Le Conseil turcique, vecteur de l’influence d’Ankara en Asie centrale

Depuis l'éclatement de l'Union soviétique, la Turquie s'est efforcée de reprendre pied en Asie centrale, en créant dès 1991 une Agence de coopération afin de promouvoir les liens culturels et économiques, puis en instituant le Conseil turcique, en 2009. Le soutien militaire accordé par Ankara à Bakou, facteur important de sa victoire sur l'Arménie en novembre 2020, lui ouvre de nouvelles perspectives. L'accord de cessez-le-feu prévoit en effet la création d'un corridor reliant à travers le territoire arménien, l'enclave du Nakhitchevan, région voisine de la Turquie, au reste de l’Azerbaïdjan, ce qui facilite l'accès d'Ankara à l'Asie centrale.

En mars dernier, le ministre turc des Affaires étrangères a effectué une tournée dans trois pays turcophones (Kirghizstan, Ouzbékistan, Turkménistan) d’Asie centrale, avant de se rendre au Kazakhstan. Mevlüt Çavuşoğlu a évoqué notamment les perspectives de coopération en matière d'armement et dans le domaine économique. La Turquie mise sur le patrimoine culturel commun mais aussi sur la volonté de ces ex-républiques soviétiques, exposées à l'influence croissante de leurs puissants voisins que sont la Chine et la Russie, de diversifier leurs relations.

Malgré la découverte récente de gisements de gaz en mer Noire, la Turquie demeure dépendante des importations d'énergie, aussi la recherche de sources alternatives, indépendantes de la Russie et de l'Iran, constitue-t-elle un autre objectif géopolitique important pour Ankara. C'est grâce à la médiation turque qu'a été conclu en mars, un accord entre Achgabat et Bakou sur la délimitation de champs pétrolifères de la Caspienne, et Ankara espère participer à leur mise en valeur.

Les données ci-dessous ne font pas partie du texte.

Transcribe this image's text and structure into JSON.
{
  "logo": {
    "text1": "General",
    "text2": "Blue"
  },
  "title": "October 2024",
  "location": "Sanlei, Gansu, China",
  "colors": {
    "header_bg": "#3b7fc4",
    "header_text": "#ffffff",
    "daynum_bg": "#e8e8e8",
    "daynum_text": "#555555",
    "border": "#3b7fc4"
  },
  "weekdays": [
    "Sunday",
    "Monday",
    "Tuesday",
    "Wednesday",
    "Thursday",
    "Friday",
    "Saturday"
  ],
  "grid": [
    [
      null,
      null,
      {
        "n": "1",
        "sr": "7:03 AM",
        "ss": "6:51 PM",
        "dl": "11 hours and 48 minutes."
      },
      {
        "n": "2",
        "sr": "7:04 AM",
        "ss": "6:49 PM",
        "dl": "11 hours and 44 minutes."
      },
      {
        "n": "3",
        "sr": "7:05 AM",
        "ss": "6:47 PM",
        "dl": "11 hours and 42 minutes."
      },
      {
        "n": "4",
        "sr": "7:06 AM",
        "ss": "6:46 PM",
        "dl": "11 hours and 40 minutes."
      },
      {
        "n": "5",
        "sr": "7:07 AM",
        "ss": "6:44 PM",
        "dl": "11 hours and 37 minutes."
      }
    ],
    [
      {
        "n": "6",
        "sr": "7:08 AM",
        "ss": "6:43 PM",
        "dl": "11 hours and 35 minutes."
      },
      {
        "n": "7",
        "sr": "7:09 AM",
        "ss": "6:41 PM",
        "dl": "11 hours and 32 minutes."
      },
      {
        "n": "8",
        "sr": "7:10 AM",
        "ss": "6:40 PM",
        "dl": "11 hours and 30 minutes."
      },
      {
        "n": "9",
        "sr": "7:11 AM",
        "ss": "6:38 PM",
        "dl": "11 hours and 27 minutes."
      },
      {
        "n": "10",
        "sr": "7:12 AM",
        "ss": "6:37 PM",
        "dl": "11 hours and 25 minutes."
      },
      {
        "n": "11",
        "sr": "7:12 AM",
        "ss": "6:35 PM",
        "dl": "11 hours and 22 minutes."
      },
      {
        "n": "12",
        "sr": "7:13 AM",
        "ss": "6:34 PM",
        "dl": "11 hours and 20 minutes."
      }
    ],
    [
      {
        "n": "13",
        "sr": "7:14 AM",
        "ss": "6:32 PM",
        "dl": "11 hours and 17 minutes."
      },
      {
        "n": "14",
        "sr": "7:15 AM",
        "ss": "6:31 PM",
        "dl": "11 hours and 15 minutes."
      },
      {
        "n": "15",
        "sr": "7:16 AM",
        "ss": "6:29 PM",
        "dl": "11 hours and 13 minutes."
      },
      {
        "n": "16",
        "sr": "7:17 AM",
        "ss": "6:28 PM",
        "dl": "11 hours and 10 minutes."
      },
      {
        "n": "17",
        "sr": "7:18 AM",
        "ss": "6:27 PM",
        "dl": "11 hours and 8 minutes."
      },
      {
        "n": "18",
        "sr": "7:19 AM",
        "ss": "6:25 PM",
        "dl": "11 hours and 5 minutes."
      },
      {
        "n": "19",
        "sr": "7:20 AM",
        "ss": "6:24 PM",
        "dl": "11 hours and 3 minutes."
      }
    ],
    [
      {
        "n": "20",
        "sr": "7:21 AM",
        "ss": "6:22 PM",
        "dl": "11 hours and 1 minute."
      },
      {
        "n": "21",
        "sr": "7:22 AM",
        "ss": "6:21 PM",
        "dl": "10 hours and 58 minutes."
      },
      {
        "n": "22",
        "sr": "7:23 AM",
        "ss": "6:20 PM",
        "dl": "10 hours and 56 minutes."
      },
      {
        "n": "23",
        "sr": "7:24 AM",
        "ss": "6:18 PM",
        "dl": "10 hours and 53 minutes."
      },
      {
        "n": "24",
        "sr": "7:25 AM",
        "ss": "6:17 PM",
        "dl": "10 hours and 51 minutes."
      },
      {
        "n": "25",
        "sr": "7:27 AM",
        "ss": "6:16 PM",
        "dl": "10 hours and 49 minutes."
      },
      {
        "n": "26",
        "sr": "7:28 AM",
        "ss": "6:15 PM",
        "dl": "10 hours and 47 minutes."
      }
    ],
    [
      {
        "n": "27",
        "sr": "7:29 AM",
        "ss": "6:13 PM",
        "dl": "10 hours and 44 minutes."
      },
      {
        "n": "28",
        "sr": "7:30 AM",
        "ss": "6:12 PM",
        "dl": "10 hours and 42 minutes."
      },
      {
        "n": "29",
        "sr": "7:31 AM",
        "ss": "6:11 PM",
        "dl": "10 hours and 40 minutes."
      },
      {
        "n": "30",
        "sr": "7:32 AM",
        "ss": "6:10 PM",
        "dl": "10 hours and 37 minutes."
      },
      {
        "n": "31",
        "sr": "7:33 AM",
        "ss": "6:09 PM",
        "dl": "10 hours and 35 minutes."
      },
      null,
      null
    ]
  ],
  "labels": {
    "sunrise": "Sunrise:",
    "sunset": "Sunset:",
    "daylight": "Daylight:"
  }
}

Un sommet virtuel du Conseil turcique réunissant les chefs d'État et de gouvernement kazakh, azerbaïdjanais, kirghize, turc, ouzbèke et turkmène, ainsi que le Premier ministre hongrois – en qualité d'observateur – s'est tenu le 31 mars 2021. En ouvrant la discussion, le président du Kazakhstan Kassym-Jomart Tokaev a souligné que l’objectif était de faire du « monde turcique l’une des régions les plus importantes sur les plans économique, culturel et humain au XXIème siècle ». Le président Erdogan a jugé le moment venu pour transformer le Conseil en organisation internationale et, sous réserve de la situation sanitaire, il a proposé d'accueillir le prochain sommet le 12 novembre 2021 à Istanbul. La situation des Ouïgours, pomme de discorde entre Ankara et Pékin, ne semble pas avoir été abordée.